Après avoir assisté à la victoire des Verts contre Dijon, Renaud Cohade suivra avec attention le match qui opposera ses deux anciens clubs lundi prochain au stade des Antonins.


Coco, comment as-tu vécu ton retour à Geoffroy-Guichard ?

Ça m’a fait énormément plaisir de retrouver ce stade où j’ai vécu en tant que joueur beaucoup de grands moments. En plus les Verts ont gagné donc j’ai vraiment passé un super week-end. J'en ai profité aussi pour voir aussi Jérémy Clément et François Clerc à Andrézieux. J’ai eu un peu de nostalgie en me remémorant les fortes émotions que j’ai connues à l'ASSE. Ce club m’a marqué à vie, ce stade aussi. Ça me donne envie d’y revenir encore. J’ai été très content de revoir des personnes qui sont toujours au club, à commencer par mon ami Loïc bien sûr. On a joué quatre ans ensemble. J’ai revu aussi le doc Tarak, les kinés.

Geoffroy me manquait, je n’étais plus venu ici depuis le match que j’avais gagné 1-0 avec Metz en septembre 2019. Le club m’a invité à faire une séance de dédicaces aux musée des Verts. J’avais déjà été sollicité l’année passée mais j’avais dû décliner l’invitation car j’avais eu un décès à cette période. Je remercie le club d’avoir pensé à moi. J’ai visité la nouvelle brasserie, c’est magnifique ce qu’ils ont fait. J’ai ressenti de la ferveur en entrant dans le Chaudron, ce club a une âme. Avec la victoire au bout, c’était vraiment une après-midi parfaite !

J’avais déjà eu l’occasion de le visiter mais le Musée des Verts est vraiment top, il faut féliciter Philippe Gastal et Laurent Chastellière et tous ceux qui ont oeuvré à cette réussite. Je trouve que c’est indispensable qu’il y ait un lieu comme ça dans le club. Le musée met en avant la riche histoire de ce club et montre à quel point l’ASSE a marqué l’histoire du football français. Le musée permet aussi aux joueurs qui arrivent de savoir dans quel club ils mettent les pieds. C’est important qu’ils s’imprègnent du club. L’ASSE n’est pas n’importe quel club, c’est un honneur d’en porter les couleurs. Il faut s’en montrer digne.
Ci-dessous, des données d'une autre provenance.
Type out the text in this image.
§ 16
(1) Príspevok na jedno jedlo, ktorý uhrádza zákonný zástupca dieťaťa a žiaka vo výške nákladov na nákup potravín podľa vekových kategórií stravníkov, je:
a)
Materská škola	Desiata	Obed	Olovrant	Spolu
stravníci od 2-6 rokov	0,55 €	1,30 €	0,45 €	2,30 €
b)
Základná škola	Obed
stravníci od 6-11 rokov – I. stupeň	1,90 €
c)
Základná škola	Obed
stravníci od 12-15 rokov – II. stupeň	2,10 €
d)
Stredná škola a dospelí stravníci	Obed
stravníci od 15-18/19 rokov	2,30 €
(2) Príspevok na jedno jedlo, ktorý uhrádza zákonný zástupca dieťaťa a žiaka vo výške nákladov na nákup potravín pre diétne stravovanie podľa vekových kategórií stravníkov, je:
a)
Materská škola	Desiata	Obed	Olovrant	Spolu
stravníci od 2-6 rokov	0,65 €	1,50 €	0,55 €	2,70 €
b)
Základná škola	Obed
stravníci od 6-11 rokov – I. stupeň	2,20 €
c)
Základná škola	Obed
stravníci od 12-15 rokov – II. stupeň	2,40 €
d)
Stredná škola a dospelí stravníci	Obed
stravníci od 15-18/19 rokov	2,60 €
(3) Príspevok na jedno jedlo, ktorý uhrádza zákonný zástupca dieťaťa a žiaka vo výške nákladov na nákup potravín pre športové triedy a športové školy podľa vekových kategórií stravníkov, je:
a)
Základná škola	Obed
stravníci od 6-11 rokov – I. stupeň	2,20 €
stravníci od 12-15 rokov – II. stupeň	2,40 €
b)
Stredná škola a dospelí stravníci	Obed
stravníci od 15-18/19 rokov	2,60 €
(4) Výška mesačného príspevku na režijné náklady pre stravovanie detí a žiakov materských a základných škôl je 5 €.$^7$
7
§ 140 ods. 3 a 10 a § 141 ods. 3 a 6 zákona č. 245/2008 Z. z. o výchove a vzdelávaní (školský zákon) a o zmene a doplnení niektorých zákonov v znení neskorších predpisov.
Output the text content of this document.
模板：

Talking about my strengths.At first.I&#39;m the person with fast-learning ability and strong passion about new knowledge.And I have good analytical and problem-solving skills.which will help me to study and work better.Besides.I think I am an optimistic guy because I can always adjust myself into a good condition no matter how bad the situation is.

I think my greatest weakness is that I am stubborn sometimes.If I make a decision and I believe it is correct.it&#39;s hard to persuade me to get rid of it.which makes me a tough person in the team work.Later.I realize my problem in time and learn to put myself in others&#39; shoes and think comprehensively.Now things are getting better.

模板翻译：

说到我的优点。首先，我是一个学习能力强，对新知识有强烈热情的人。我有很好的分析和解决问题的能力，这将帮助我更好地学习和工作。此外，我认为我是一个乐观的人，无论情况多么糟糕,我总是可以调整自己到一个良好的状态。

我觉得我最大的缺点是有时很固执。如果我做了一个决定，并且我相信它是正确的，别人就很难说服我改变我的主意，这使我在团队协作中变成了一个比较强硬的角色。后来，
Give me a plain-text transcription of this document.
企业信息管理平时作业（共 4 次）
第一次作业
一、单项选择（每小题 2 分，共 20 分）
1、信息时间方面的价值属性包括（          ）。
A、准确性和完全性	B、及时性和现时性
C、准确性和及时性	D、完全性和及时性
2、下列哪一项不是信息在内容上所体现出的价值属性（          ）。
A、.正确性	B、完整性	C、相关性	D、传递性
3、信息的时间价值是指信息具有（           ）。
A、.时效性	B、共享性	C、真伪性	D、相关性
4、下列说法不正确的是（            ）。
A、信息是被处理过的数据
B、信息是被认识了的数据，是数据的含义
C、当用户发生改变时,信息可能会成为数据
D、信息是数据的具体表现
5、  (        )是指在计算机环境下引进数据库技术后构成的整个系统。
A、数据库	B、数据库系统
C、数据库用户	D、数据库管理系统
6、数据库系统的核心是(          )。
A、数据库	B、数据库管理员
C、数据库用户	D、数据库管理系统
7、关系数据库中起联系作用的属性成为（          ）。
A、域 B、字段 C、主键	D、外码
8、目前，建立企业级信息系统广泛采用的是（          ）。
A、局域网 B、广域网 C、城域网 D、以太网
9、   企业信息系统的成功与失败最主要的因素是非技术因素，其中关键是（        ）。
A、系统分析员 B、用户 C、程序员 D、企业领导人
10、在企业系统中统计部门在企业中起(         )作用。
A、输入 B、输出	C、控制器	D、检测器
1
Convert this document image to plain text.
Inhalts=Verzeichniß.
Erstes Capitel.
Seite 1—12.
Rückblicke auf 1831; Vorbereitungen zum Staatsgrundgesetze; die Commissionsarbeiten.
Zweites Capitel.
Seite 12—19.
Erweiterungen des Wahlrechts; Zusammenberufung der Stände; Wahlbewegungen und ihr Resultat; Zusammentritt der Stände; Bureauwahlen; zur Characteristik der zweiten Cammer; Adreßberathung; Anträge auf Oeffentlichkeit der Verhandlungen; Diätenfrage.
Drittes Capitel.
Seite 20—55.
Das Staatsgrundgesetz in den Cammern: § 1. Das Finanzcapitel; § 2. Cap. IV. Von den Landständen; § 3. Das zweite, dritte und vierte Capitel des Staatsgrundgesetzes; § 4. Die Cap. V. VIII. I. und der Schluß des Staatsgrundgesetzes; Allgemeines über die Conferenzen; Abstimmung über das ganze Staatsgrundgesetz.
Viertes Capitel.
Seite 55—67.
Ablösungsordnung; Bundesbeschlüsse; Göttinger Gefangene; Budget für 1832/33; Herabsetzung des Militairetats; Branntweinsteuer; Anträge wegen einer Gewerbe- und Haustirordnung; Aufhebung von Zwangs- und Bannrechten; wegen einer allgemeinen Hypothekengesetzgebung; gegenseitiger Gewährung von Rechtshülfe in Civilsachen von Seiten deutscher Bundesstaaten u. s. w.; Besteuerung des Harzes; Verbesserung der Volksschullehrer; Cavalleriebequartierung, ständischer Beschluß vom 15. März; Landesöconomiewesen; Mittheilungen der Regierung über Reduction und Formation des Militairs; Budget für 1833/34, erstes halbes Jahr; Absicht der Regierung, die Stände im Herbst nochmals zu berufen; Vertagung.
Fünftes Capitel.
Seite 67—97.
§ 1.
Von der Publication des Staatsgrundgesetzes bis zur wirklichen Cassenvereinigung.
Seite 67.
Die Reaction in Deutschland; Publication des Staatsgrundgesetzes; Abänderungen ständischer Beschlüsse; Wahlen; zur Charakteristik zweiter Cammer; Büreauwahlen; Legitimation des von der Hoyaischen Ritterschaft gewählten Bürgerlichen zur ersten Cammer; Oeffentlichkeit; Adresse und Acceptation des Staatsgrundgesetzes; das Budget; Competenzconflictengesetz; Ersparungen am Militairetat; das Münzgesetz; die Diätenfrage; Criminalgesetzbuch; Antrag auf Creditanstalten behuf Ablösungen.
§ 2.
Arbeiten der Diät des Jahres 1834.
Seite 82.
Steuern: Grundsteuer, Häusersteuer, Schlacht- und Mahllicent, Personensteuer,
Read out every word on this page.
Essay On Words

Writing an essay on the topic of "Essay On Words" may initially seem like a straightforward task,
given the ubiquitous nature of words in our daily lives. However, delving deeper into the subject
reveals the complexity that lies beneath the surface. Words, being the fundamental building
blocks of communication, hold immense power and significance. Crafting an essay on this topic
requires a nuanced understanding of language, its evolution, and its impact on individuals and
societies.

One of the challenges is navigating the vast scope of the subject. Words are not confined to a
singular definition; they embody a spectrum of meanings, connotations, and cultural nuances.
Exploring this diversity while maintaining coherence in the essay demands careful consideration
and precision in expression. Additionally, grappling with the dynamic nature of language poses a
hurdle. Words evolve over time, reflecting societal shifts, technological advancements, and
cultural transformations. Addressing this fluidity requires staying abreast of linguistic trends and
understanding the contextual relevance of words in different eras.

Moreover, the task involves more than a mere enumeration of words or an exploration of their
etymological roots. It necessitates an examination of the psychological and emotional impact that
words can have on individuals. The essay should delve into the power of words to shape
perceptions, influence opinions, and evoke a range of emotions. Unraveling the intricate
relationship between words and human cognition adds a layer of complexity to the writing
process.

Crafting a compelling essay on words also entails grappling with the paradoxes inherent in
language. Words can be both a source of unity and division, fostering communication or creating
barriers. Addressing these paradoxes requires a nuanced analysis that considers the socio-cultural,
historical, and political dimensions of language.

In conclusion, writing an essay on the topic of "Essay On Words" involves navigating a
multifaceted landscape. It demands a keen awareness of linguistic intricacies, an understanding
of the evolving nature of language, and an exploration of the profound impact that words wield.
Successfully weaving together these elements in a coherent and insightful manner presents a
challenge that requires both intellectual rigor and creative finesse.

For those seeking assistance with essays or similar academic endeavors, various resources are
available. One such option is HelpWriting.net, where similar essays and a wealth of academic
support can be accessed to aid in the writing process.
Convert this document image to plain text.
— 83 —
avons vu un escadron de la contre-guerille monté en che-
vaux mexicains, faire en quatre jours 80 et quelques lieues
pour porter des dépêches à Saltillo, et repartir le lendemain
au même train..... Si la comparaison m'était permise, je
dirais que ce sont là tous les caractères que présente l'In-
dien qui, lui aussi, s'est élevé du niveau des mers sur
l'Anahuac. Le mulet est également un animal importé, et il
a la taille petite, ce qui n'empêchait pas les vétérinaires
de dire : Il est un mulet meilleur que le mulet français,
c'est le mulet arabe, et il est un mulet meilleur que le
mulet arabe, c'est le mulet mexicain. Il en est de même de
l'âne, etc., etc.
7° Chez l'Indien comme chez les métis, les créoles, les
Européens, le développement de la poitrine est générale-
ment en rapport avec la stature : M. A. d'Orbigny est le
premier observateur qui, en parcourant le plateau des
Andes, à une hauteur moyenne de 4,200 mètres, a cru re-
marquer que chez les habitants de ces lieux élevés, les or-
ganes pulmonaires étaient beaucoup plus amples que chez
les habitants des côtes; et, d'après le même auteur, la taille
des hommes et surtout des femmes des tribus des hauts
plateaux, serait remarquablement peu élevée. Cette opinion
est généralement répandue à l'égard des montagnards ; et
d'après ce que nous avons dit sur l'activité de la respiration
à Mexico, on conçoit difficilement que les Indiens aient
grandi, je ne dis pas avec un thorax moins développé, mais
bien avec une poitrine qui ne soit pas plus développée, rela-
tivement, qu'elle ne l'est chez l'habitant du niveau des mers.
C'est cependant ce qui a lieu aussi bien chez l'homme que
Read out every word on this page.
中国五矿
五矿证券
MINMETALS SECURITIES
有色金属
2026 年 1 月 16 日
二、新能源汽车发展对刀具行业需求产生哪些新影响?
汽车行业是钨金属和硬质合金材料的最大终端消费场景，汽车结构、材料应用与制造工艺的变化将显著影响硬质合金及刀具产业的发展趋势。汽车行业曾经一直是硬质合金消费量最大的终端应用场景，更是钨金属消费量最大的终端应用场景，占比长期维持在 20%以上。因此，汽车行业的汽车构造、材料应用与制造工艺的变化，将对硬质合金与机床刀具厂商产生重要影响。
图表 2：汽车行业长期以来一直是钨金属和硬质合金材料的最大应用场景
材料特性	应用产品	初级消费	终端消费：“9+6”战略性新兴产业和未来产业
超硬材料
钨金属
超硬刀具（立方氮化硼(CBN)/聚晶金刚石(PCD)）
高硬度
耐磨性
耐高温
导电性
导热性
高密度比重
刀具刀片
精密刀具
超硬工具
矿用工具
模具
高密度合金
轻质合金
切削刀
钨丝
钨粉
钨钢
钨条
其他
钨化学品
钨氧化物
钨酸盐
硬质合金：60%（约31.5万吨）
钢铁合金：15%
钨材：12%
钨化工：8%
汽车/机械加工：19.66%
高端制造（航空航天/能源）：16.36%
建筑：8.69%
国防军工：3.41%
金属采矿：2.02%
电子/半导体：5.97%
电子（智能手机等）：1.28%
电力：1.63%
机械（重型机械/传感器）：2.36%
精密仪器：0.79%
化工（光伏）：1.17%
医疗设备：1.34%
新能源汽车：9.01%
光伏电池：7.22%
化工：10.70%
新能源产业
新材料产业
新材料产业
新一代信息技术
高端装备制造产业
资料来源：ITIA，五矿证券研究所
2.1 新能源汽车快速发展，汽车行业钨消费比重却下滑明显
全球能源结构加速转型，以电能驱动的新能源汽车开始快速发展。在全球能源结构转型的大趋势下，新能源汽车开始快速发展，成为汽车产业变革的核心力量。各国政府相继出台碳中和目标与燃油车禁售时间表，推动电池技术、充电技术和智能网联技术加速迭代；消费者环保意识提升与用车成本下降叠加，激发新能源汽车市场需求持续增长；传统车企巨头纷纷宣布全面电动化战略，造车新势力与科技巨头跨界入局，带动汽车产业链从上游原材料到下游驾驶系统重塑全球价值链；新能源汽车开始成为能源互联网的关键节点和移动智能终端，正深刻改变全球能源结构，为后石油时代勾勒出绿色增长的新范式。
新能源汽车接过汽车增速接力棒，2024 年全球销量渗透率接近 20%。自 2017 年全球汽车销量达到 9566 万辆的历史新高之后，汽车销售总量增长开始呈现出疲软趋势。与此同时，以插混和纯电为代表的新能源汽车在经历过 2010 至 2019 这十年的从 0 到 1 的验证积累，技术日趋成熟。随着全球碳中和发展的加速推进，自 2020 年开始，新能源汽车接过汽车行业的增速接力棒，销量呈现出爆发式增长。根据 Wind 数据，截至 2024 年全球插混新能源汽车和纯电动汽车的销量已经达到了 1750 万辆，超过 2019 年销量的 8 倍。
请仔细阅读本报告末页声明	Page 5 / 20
J'ai été touché par les nombreux messages de sympathie que j'ai reçu lors de cette séance de dédicaces. On sent que les années de l'ère Galtier ont beaucoup marqué les gens. C'est une époque où on a eu des résultats, la victoire en Coupe de la Ligue, les matches de Coupe d'Europe, des derbies mémorables qu'on a gagnés. Je pense que pas mal de supporters se sont identifiés à nous car on avait une équipe solidaire, combative avec quand même de la qualité. Tu ne gagnes pas un trophée par hasard, on avait Aubame bien sûr mais aussi des joueurs comme Josuha et Kurt qui ont fait une belle carrière derrière.

Ça a été très sympa d'évoquer tous ces bons souvenirs avec les supporters. J'ai senti qu'ils étaient malheureux de voir le club en bas de tableau mais ils restent fidèles à leur équipe, à leur club. Je suis convaincu qu'un jour l'ASSE retrouvera son rang. C'est une anomalie de les voir en Ligue 2 pour moi mais dans la difficulté il faut rester solidaires et unis. Samedi c'était un match entre relégables et il y avait plus de 21 000 supporters dans le Chaudron. Cette belle ambiance fait plaisir aux joueurs, ça leur fait du bien d'être soutenus.

Tu as aussi pu revoir Laurent Batlles, qui n’est pas étranger à ta belle aventure stéphanoise...

Oui, ça m’a fait très plaisir de revoir Laurent, c’est lui en effet qui m’a fait venir à l’ASSE. Au moment où il avait raccroché les crampons en 2012, il avait travaillé pour la cellule de recrutement du club. Il bossait avec Christophe Galtier et Stéphane Tessier. Pour prendre sa succession, Laurent avait invité les décideurs stéphanois à me faire signer, il avait suivi de près mes prestations à Valenciennes. Je suis ravi qu’il soit maintenant à la tête de l’équipe première après avoir performé avec la réserve stéphanoise et avec Troyes. Laurent, c’est une personne qui aime le club et qui a des compétences pour faire de très belles choses.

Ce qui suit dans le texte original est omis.